Die vom Deutschlandfunk interviewten Anwesenden äußerten sich entsprechend entsetzt über Krügers Vortrag. Übereinstimmend wurde er als „Unsinn“, für den „er (Krüger) keine Belege vorbringen konnte“, bezeichnet.
Professor Lorenz Pfeifer von der Universität Hannover sprach im Interview mit von „konstruierten Zusammenhängen“, Professor Norbert Gissel (Universität Gießen) nannte den Vortrag „einen Skandal“, da Krügers Thesen „mit Wissenschaft nichts zu tun“ haben, sondern „einfach eine antijüdische Räubergeschichte“ beziehungsweise „Verschwörungstheorie“ seien. „Letzlich ist das eine Verhöhnung der Opfer“, so Gissel.

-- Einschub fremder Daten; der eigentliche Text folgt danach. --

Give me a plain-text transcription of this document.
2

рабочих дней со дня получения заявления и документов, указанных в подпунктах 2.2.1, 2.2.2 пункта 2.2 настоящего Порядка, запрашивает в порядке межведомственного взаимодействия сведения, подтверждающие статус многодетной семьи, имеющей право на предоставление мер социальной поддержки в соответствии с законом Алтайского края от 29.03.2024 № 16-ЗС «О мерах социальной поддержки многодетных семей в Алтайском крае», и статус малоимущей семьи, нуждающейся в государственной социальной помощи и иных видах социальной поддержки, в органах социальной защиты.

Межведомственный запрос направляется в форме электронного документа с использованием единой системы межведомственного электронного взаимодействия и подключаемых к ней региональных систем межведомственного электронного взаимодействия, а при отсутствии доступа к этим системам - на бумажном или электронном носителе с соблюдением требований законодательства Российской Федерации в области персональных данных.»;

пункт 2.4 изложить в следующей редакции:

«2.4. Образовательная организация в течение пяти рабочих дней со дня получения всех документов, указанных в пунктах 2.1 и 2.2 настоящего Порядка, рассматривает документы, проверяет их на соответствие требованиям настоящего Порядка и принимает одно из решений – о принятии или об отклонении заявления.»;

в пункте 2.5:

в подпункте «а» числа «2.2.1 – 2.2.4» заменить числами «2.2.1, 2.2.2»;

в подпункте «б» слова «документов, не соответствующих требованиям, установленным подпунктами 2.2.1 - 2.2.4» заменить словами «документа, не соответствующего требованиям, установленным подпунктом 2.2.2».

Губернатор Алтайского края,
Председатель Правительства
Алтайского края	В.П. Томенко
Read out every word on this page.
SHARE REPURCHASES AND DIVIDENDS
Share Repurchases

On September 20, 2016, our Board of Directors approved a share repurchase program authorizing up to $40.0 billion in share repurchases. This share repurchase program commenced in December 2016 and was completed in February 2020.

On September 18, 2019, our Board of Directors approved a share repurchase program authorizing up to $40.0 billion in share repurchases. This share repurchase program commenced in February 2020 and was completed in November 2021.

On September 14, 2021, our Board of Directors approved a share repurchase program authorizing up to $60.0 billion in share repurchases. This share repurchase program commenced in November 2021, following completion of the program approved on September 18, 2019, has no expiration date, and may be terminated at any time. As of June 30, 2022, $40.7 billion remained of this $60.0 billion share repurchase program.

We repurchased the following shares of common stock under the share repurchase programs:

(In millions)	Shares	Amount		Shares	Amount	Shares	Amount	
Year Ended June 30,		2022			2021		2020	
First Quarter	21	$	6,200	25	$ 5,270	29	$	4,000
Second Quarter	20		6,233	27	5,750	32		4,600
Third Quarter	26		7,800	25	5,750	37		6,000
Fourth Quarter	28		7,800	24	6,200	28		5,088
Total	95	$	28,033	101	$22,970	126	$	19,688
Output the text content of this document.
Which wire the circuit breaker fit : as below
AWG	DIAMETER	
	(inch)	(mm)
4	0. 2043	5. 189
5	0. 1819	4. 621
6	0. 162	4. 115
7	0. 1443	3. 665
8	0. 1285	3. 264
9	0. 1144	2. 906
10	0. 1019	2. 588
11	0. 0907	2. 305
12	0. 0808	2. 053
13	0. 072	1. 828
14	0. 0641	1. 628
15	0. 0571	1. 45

Die Hilflosigkeit und die Überraschung, mit der die Universität und die eine Untersuchung des Vorfalls ankündigende Deutsche Vereinigung für Sportwissenschaft (DVS) nun auf den Skandal-Vortrag reagierten, ist erstaunlich.
Denn zumindest Göttinger Universitätsangehörige hätten wissen können, wie Krüger tickt: In der neuen Ausgabe des in einer Auflage von 12.500 Exemplaren kostenlos auf dem Campus verteilten Hochschulsportmagazins schrieb Krüger einen Artikel über das Münchner Attentat, wie der Deutschlandfunk herausfand.
Seine kruden Theorien versucht er dort mit einem höchst lächerlichen Beweis zu stützen: Einer der letzten israelischen Sportler, denen über den Balkon des Appartements die Flucht vor den palästinensischen Terroristen gelang, war der Geher Shaul Ladany. Dieser Mann trug aufgrund einer Sehschwäche eine sehr starke Brille, und Krüger meint in seinem Artikel dazu: „Und wenn jemand wie er flüchten konnte, hätte jeder andere auch flüchten können. Aber die anderen wollten nicht, Sie hatten sich freiwillig gemeldet und wussten, dass die Palästinenser kommen würden.“

Professor Arnd Krüger bekräftigte seine kruden Thesen nach dem Vorfall laut spiegel.de in einer schriftlichen Stellungnahme an die Universität – selbstverständlich verbunden mit der Versicherung, er sei kein Antisemit.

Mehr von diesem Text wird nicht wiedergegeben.